Immune functions were evaluated in 207 carefully staged breast cancer patients, 54 patients with benign breast diseases and 152 normal controls. All patients were followed for at least five years and the prognostic significance of immune competence determined at diagnosis was established. The parameters employed were dermal hypersensitivity to four skin test antigens and to 2,4-dinitrochlorobenzene (DNCB), blastogenic responses to PHA (phytohemagglutinin), ConA (Concanavalin A), and PW (Pokeweed mitogen) mitogens and percentage of T- and B-lymphocytes. A significant degree of impairment of immune functions was found in breast cancer patients when compared to controls; this was illustrated by depressed T-cell counts and low responses to PHA, ConA and PW mitogens and by depressed responses to recall antigens. However, only lymphocyte stimulation with PHA, percentage of T-cells and dermal hypersensitivity tests showed a continued decrease with advancing stages of the disease. Moreover, among cancer patients with low responses to recall antigens, 61% died before five years, 16% showed progressive disease and only 22% were disease-free after five years of follow-up; compared to 30, 18 and 52%, respectively, in patients with normal responses to recall Ags (overall P value less than or equal to 0.005). A similar relation could be illustrated in patents with low PHA responses as 42% of these patients died before five years, 19% showed progressive disease and 39% were disease-free compared to 26, 19, and 54%, respectively. In patients with normal PHA responses (overall P value less than or equal to .05). It is concluded that initial immunocompetence, determined by parameters of cell-mediated immunity, could be significantly depressed in patients with localized or even premalignant breast disease as well as in advanced cancer. Depressed responses to PHA and dermal hypersensitivity to recall antigens seem to indicate a poorer prognosis. There is no single ideal biological marker as yet. Combined with our previous results on serum proteins, this current study may help us, at the time of initial treatment, in the identification of a subset of Stage I breast cancer patients likely to do poorly.

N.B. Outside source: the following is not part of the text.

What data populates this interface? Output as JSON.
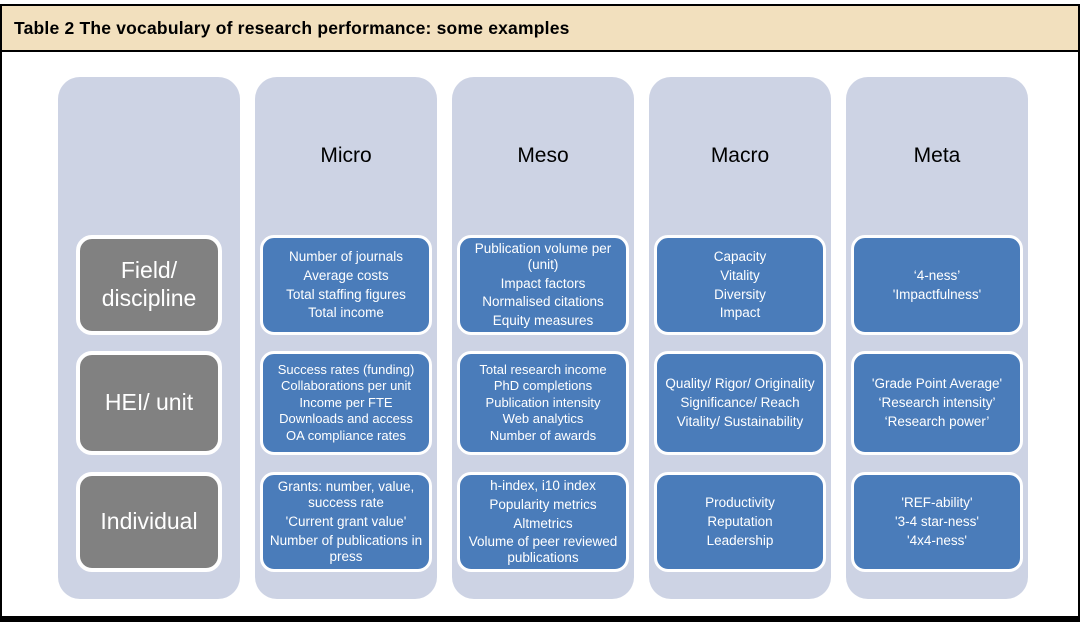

对207例分期明确的乳腺癌患者、54例乳腺良性疾病患者和152例正常对照者的免疫功能进行了评估。所有患者均随访至少5年,并确定了诊断时免疫能力的预后意义。所采用的参数包括对四种皮肤试验抗原和2,4-二硝基氯苯(DNCB)的皮肤超敏反应、对PHA(植物血凝素)、ConA(刀豆球蛋白A)和PW(商陆有丝分裂原)有丝分裂原的增殖反应以及T淋巴细胞和B淋巴细胞的百分比。与对照组相比,乳腺癌患者的免疫功能有显著程度的损害;这表现为T细胞计数降低、对PHA、ConA和PW有丝分裂原的反应低下以及对回忆抗原的反应低下。然而,只有PHA刺激淋巴细胞、T细胞百分比和皮肤超敏反应试验显示随着疾病进展持续下降。此外,在对回忆抗原反应低下的癌症患者中,61%在5年内死亡,16%病情进展,只有22%在随访5年后无疾病;相比之下,对回忆抗原反应正常的患者分别为30%、18%和52%(总体P值小于或等于0.005)。在PHA反应低下的患者中也可以说明类似的关系,这些患者中有42%在5年内死亡,19%病情进展,39%无疾病,而对PHA反应正常的患者分别为26%、19%和54%(总体P值小于或等于0.05)。结论是,通过细胞介导免疫参数确定的初始免疫能力在局限性甚至癌前乳腺疾病患者以及晚期癌症患者中可能会显著降低。对PHA的反应低下和对回忆抗原的皮肤超敏反应似乎表明预后较差。目前还没有单一的理想生物学标志物。结合我们之前关于血清蛋白的结果,这项研究可能有助于我们在初始治疗时识别出可能预后不良的I期乳腺癌患者亚组。